Files, Ownership and Web Dependencies
Alex Danco has another great piece on files and ownership, “Everything is Amazing, But Nothing is Ours”, building on Simon Pitt’s piece on the same topic that I wrote about earlier. Drance quotes this observation from Pitt:
The other day, I came across a website I’d written over two decades ago. I double-clicked the file, and it opened and ran perfectly. Then I tried to run a website I’d written 18 months ago and found I couldn’t run it without firing up a web server, and when I ran NPM install, one or two of those 65,000 files had issues that meant node failed to install them and the website didn’t run. When I did get it working, it needed a database. And then it relied on some third-party APIs and there was an issue with CORS because I hadn’t whitelisted localhost.
My website made of files carried on, chugging along. This isn’t me saying that things were better in the old days.

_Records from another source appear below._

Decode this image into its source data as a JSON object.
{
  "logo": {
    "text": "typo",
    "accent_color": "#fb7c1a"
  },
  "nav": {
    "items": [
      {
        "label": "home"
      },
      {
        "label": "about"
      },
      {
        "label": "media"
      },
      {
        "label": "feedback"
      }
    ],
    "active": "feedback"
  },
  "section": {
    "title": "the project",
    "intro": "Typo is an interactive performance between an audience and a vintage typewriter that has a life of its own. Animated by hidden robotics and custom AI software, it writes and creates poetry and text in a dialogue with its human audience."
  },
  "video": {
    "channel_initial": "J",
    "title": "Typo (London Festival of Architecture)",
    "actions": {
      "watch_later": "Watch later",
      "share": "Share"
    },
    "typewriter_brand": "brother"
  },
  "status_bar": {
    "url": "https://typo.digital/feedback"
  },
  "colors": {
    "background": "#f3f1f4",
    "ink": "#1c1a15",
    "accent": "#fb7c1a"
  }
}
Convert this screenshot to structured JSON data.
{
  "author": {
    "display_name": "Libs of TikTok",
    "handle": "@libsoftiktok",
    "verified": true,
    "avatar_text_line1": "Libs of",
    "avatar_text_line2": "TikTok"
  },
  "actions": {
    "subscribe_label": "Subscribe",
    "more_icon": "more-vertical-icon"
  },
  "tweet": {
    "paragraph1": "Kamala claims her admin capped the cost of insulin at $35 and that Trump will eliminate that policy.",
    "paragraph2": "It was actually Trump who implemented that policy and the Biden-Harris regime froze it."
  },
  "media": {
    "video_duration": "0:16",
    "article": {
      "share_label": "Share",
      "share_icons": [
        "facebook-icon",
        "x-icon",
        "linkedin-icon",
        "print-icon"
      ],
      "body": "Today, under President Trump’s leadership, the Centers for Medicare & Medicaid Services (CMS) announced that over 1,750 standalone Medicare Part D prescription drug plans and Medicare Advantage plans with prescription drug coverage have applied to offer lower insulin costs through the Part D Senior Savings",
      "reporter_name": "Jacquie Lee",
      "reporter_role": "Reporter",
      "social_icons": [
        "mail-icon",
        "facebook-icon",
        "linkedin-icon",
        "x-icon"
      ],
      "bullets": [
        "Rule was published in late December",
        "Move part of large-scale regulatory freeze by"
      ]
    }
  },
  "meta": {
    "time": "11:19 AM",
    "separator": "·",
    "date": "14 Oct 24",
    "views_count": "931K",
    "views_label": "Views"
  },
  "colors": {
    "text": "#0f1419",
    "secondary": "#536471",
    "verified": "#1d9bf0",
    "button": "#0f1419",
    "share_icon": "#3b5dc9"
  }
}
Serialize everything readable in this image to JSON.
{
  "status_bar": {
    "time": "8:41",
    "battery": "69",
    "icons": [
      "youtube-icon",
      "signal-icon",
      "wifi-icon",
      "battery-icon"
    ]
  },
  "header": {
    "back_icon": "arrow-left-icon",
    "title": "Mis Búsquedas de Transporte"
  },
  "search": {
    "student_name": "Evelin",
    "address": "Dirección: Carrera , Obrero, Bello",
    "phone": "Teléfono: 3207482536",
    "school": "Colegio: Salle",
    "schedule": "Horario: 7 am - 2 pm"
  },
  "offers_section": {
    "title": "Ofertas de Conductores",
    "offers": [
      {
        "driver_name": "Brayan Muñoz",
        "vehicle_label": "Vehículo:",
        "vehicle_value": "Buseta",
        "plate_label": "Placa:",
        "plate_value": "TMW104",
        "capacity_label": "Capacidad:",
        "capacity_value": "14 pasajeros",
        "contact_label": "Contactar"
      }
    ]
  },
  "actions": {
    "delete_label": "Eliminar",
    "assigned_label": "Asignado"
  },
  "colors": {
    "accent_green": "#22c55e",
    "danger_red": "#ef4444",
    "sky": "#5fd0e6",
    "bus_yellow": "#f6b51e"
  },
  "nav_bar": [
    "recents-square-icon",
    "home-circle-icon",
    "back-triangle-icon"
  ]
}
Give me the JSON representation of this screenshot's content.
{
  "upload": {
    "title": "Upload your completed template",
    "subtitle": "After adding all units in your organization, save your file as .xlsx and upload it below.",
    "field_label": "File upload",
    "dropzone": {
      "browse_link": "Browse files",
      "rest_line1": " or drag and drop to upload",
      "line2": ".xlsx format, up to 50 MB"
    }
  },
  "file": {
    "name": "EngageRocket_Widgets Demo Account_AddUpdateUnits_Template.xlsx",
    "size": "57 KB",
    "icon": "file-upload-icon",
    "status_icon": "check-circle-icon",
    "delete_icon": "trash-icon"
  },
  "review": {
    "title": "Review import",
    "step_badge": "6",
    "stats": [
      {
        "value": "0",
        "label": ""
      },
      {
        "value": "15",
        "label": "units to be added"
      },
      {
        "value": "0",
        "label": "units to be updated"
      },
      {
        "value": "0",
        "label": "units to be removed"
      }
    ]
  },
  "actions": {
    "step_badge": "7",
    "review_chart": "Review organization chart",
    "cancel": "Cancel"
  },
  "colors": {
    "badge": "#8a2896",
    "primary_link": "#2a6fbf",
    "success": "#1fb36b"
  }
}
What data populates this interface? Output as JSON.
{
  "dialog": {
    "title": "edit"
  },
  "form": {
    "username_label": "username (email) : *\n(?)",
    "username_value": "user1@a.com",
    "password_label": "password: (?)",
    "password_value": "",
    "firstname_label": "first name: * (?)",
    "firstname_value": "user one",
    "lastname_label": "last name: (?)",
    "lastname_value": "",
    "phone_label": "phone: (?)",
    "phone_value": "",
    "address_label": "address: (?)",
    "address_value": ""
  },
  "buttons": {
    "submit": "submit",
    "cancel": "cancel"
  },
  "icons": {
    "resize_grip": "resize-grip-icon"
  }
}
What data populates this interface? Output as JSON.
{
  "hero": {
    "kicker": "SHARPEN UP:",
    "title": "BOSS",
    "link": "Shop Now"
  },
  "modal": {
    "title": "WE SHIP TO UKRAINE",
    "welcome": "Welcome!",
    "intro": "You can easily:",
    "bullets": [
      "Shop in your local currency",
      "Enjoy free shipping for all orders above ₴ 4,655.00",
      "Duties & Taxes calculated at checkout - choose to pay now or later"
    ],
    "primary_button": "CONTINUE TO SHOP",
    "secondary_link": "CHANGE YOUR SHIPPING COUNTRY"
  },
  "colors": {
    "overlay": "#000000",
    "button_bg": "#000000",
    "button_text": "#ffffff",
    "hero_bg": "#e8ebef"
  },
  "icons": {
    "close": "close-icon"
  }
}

I’m just saying thatyears ago websites were made of files; now they are made of dependencies.”
Years ago websites were made of files; now they are made of dependencies.
And adds to it:
The last line really hit a chord with me: that’s exactly it. Worlds of scarcity are made out of things. Worlds of abundance are made out of dependencies. That’s the software playbook: find a system made of costly, redundant objects; and rearrange it into a fast, frictionless system made of logical dependencies. The delta in performance is irresistible, and dependencies are a compelling building block: they seem like just a piece of logic, with no cost and no friction. But they absolutely have a cost: the cost is complexity, outsourced agency, and brittleness. The cost of ownership is up front and visible; the cost of access is back-dated and hidden.
I’m not sure I buy the dependency line. The website that can be opened just by double-clicking is presumably just HTML, JavaScript, and CSS, which means it also can’t persist data on the server. In the history of making websites, there’s never been a way to persist data on the server without external dependencies, even twenty years ago. Sure there’s also a trend of developers using too many dependencies, but the most significant difference here comes from going from having zero dependencies to one dependency. Once you have one dependency, which you’ll need to persist data on the server, you won’t be able to open the website anymore just by double-clicking.